In quel caso mi piacerebbe comunque far parte del gruppo, che ho trovato sereno ed estremamente sano oltre che molto forte, mettendo a disposizione la mia esperienza.”

Dopo essere stato lontano, quali differenze ha trovato nell’ambiente della nazionale rispetto al passato?:”L’ambiente è certamente più compatto e sereno, si lavora con un altro spirito.

Per me in particolare, che nelle precedenti gestioni avevo ottenuto delle convocazioni senza mai riscuotere al fiducia dell’allenatore e dello staff, è un piacere lavorare con Pierre ed il suo gruppo.”

Il rapporto con i suoi allenatori, Delpoux e Berbizier, sembra avere effetti positivi sul suo rendimento:”Il cambio di maglia mi ha fatto bene, dovrò sempre ringraziare Alfredo Gavazzi per avermi portato a Calvisano dove gioco la Heinekhen Cup e dove ho incontrato Delpoux, con cui mi trovo in sintonia, anche se non è stato facile lasciare Rovigo, la mia squadra e la mia città, ma non avevo scelta.”

Quest’anno partecipa di più al gioco:” Sì, anche Delpoux vuole un rugby di movimento, inoltre a me piace molto giocare con l’ovale tra le mani, a dispetto di quello che pensano molti.

In passato non sempre ho militato in squadre in grado di seguire questo gioco.”

Il gruppo azzurro.

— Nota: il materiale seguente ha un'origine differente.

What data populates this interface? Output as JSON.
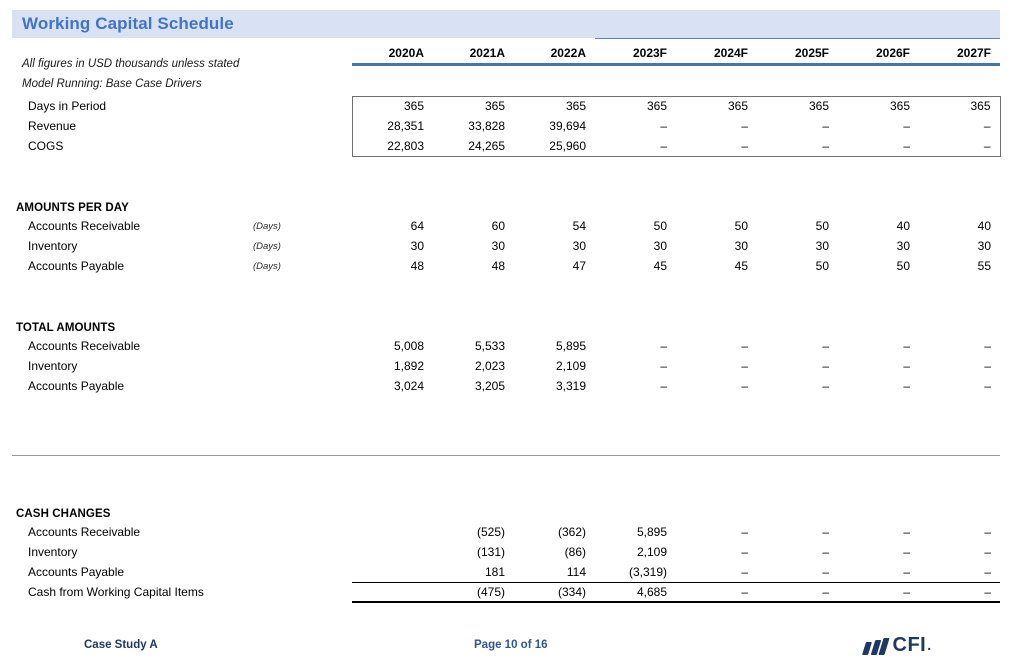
{
  "title": "Working Capital Schedule",
  "notes": {
    "units": "All figures in USD thousands unless stated",
    "scenario": "Model Running: Base Case Drivers"
  },
  "colors": {
    "title_band": "#d9e2f3",
    "title_text": "#4273c8",
    "header_rule": "#4774ab",
    "forecast_rule": "#5b84b8",
    "footer_text": "#2f5597",
    "logo": "#1f3864"
  },
  "columns": {
    "label_header": "",
    "unit_header": "",
    "years": [
      "2020A",
      "2021A",
      "2022A",
      "2023F",
      "2024F",
      "2025F",
      "2026F",
      "2027F"
    ],
    "actual_count": 3,
    "forecast_count": 5
  },
  "inputs": {
    "rows": [
      {
        "label": "Days in Period",
        "unit": "",
        "values": [
          "365",
          "365",
          "365",
          "365",
          "365",
          "365",
          "365",
          "365"
        ]
      },
      {
        "label": "Revenue",
        "unit": "",
        "values": [
          "28,351",
          "33,828",
          "39,694",
          "–",
          "–",
          "–",
          "–",
          "–"
        ]
      },
      {
        "label": "COGS",
        "unit": "",
        "values": [
          "22,803",
          "24,265",
          "25,960",
          "–",
          "–",
          "–",
          "–",
          "–"
        ]
      }
    ]
  },
  "amounts_per_day": {
    "heading": "AMOUNTS PER DAY",
    "rows": [
      {
        "label": "Accounts Receivable",
        "unit": "(Days)",
        "values": [
          "64",
          "60",
          "54",
          "50",
          "50",
          "50",
          "40",
          "40"
        ]
      },
      {
        "label": "Inventory",
        "unit": "(Days)",
        "values": [
          "30",
          "30",
          "30",
          "30",
          "30",
          "30",
          "30",
          "30"
        ]
      },
      {
        "label": "Accounts Payable",
        "unit": "(Days)",
        "values": [
          "48",
          "48",
          "47",
          "45",
          "45",
          "50",
          "50",
          "55"
        ]
      }
    ]
  },
  "total_amounts": {
    "heading": "TOTAL AMOUNTS",
    "rows": [
      {
        "label": "Accounts Receivable",
        "unit": "",
        "values": [
          "5,008",
          "5,533",
          "5,895",
          "–",
          "–",
          "–",
          "–",
          "–"
        ]
      },
      {
        "label": "Inventory",
        "unit": "",
        "values": [
          "1,892",
          "2,023",
          "2,109",
          "–",
          "–",
          "–",
          "–",
          "–"
        ]
      },
      {
        "label": "Accounts Payable",
        "unit": "",
        "values": [
          "3,024",
          "3,205",
          "3,319",
          "–",
          "–",
          "–",
          "–",
          "–"
        ]
      }
    ]
  },
  "cash_changes": {
    "heading": "CASH CHANGES",
    "rows": [
      {
        "label": "Accounts Receivable",
        "unit": "",
        "values": [
          "",
          "(525)",
          "(362)",
          "5,895",
          "–",
          "–",
          "–",
          "–"
        ]
      },
      {
        "label": "Inventory",
        "unit": "",
        "values": [
          "",
          "(131)",
          "(86)",
          "2,109",
          "–",
          "–",
          "–",
          "–"
        ]
      },
      {
        "label": "Accounts Payable",
        "unit": "",
        "values": [
          "",
          "181",
          "114",
          "(3,319)",
          "–",
          "–",
          "–",
          "–"
        ]
      }
    ],
    "total": {
      "label": "Cash from Working Capital Items",
      "unit": "",
      "values": [
        "",
        "(475)",
        "(334)",
        "4,685",
        "–",
        "–",
        "–",
        "–"
      ]
    }
  },
  "footer": {
    "left": "Case Study A",
    "center": "Page 10 of 16",
    "logo_text": "CFI",
    "logo_dot": "."
  }
}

Com’è il suo rapporto con Pez che sostituirà oggi?:”Il rapporto con Ramiro è ottimo.

Ci conosciamo da anni e siamo entrambi ottimi professionisti.

Tra noi c’è un rapporto di collaborazione. Nel rugby moderno non puoi permetterti di non avere alternative per alcun ruolo, figuriamoci per l’apertura.”

Al termine del match con l’Argentina sono state apprezzate le sue parole:”Ho detto cose che sentivo davvero.

Io non ho fatto nulla di speciale, anche se abbiamo segnato una meta con me in campo, non è stata decisiva perché abbiamo perduto.

Dalla panchina ho cercato di incitare i miei compagni ed ho sofferto molto sostenendo la squadra, stop.”

Perché è soprannominato “Pepe”?:”Io ho cominciato a giocare molto presto, a 6 anni.

Mi portava al campo del Rovigo mio zio, anch’egli ex-giocatore.

Mi capitava spesso di giocare con ragazzi più grandi di me, ma siccome ero moro, scuro e imprendibile, mi chiamarono “Pepe”, soprannome che mi porto dietro ancora oggi.”

A 33 anni molti giocatori non hanno un decimo della sua determinazione:”Non so dire quanto durerà, ma certamente non mi sento vecchio. Mi alleno scrupolosamente e tutto va bene.

L’obiettivo della World Cup è a brevissima scadenza, giocherà chi lo meriterà.”

Lo chef Berbizier ha deciso finalmente di aggiungere il “Pepe” alla sua minestra azzurra, stiamo a vedere se sarà più saporita oggi rispetto alle ultime uscite.